Avant que son collègue arrive, Nicolas avait frappé à toutes les portes de l’immeuble avec un espoir vain : on n’avait rien vu, rien entendu.
Sharko réfléchissait à voix haute et arpentait la pièce avec nervosité.
— Il a pris la clé de l’entrée, il a emmené Camille, et il a tranquillement refermé derrière lui. Sur la vidéo, Camille était proche de l’entrée, elle a dû ouvrir à son agresseur. Pour pénétrer ici, il a peut-être sonné ou frappé à la porte. Camille est venue, a dû être prudente. Elle n’aurait pas ouvert à n’importe qui vu la situation. Elle a cru que c’était toi ? Ou il s’est peut-être fait passer pour l’un d’entre nous… « Madame, faut que je vous parle de Nicolas Bellanger… Il est arrivé quelque chose… » Un truc dans ce genre-là. Elle ouvre, et là… (Il réfléchit.) Il devait surveiller… savoir que Camille était seule.
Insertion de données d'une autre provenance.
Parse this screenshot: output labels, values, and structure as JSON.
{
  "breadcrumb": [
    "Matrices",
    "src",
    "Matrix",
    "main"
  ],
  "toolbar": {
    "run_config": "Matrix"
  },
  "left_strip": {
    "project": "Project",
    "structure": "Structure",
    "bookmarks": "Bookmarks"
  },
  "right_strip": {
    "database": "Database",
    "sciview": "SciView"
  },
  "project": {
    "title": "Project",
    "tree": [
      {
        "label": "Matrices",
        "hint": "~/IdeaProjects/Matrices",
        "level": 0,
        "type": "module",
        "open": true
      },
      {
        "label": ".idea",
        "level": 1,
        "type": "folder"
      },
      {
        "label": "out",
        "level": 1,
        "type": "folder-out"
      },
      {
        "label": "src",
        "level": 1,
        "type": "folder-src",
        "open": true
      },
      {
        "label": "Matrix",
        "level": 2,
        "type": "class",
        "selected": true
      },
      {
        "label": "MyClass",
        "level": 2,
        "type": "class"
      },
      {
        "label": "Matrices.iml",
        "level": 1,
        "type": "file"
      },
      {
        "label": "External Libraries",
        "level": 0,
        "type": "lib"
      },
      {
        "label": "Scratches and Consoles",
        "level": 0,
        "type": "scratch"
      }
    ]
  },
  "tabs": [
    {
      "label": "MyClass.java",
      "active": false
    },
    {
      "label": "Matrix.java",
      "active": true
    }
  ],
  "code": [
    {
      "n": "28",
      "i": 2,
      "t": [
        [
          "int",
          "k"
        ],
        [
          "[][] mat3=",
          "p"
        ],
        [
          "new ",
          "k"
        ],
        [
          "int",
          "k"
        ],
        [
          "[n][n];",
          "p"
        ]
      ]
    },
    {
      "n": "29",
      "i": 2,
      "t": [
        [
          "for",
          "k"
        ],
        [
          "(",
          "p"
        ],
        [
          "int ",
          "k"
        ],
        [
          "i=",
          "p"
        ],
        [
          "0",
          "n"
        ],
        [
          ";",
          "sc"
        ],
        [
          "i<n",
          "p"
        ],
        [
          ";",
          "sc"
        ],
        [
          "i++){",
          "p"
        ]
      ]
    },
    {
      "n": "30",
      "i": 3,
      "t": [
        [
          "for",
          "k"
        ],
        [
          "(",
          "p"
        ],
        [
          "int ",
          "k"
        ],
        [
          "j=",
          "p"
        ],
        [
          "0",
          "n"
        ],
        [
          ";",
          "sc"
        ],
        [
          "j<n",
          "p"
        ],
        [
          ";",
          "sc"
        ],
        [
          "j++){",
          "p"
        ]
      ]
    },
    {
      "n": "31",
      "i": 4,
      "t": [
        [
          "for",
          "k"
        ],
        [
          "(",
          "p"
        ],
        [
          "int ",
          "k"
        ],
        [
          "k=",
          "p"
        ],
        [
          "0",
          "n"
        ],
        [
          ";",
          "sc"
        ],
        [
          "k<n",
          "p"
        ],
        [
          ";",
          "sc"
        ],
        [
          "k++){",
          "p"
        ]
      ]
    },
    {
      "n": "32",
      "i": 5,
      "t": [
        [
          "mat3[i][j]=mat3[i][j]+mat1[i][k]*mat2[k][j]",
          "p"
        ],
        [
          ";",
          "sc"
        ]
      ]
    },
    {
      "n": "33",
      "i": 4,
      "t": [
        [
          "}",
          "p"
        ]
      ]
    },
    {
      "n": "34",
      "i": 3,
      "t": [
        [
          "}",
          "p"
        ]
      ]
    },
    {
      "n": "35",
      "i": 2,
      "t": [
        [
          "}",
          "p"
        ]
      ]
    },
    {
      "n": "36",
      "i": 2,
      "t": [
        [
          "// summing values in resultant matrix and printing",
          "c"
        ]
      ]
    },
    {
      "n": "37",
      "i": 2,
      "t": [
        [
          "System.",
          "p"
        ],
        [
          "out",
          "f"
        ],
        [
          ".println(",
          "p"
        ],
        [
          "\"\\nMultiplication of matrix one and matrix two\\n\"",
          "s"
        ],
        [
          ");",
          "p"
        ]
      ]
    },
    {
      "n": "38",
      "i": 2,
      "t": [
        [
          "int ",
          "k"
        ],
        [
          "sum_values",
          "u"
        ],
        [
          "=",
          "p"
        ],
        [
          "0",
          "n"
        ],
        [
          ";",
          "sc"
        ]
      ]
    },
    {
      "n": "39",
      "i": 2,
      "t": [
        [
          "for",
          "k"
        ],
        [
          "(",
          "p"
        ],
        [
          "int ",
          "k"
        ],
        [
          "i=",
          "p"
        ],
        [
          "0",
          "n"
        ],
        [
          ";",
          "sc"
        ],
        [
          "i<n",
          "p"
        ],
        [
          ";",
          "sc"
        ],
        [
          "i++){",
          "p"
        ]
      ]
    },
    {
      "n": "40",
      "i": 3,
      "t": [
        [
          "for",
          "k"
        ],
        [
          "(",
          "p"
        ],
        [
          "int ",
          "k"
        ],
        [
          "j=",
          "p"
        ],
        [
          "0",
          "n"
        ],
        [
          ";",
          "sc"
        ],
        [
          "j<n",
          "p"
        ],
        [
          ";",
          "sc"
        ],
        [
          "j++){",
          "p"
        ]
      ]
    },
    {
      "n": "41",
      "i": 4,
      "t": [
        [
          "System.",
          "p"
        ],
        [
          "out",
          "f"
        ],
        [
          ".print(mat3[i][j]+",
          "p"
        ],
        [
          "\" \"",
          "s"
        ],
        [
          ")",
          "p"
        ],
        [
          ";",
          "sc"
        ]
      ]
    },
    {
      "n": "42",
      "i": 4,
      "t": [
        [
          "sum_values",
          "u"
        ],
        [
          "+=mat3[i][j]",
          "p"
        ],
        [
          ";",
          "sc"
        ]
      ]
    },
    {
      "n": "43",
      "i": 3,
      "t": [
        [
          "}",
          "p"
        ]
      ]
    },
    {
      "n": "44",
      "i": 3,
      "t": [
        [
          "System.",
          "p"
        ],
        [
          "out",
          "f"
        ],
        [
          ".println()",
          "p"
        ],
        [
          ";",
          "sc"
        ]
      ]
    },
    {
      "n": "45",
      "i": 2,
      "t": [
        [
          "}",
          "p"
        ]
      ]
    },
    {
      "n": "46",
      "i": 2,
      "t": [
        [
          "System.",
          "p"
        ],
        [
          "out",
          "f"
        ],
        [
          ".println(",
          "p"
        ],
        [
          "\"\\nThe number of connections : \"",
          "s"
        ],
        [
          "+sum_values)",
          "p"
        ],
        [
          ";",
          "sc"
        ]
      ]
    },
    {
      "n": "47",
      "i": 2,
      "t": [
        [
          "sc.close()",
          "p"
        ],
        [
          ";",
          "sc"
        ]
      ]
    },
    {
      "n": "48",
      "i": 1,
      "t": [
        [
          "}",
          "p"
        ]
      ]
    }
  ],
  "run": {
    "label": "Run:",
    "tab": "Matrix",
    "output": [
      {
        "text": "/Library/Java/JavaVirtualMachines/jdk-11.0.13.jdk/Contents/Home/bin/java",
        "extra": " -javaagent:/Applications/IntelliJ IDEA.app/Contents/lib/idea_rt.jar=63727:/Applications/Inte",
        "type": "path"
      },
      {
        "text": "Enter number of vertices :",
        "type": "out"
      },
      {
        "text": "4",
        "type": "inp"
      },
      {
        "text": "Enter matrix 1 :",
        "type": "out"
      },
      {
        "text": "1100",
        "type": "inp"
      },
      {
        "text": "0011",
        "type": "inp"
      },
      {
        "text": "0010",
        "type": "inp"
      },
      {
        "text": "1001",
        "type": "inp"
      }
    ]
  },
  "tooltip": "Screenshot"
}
Nicolas posa la chatte au sol et leva ses yeux rougis de larmes vers son ami.
— Je ne la reverrai pas, Franck. Pas cette fois.
Sharko vint s’asseoir à ses côtés en lui tendant un whisky bien tassé. Il s’en servit un, par la même occasion. Il était 5 heures du matin.
— Ne dis pas ça, il faut garder espoir. Crois-moi.
Nicolas trempa ses lèvres dans le whisky, le regard vide.
— J’ai un mauvais pressentiment, depuis le début. Comme si… je sentais ce qui allait se passer. Je n’arrête pas de penser à elle. À la peur qu’elle doit ressentir en ce moment… T’as vu ce qu’il a fait à Félix Blanché. Il… lui a lacéré le visage, rempli la bouche de terre. T’as constaté comme moi, au fond des égouts… Les chaînes, les photos, la puanteur… cette famille assassinée.
Il gonfla sa poitrine et souffla avec douleur.
— J’aurais dû être à sa place. Elle n’y est pour rien.
Sharko but une grosse gorgée de whisky. Il en avait besoin, lui aussi.
— Ce soir, on va piéger l’Homme en noir. Et on arrachera Camille de ses griffes.
Nicolas se leva d’un coup, renversant une partie de son verre. Il se mit à aller et venir comme l’avait fait Franck quelques minutes plus tôt.
— Et qu’est-ce qu’on fait ? On attend tranquillement ? On n’a rien, Franck ! Pas un ADN tiré de la salle des égouts, pas une empreinte. Juste le pauvre témoignage d’un SDF.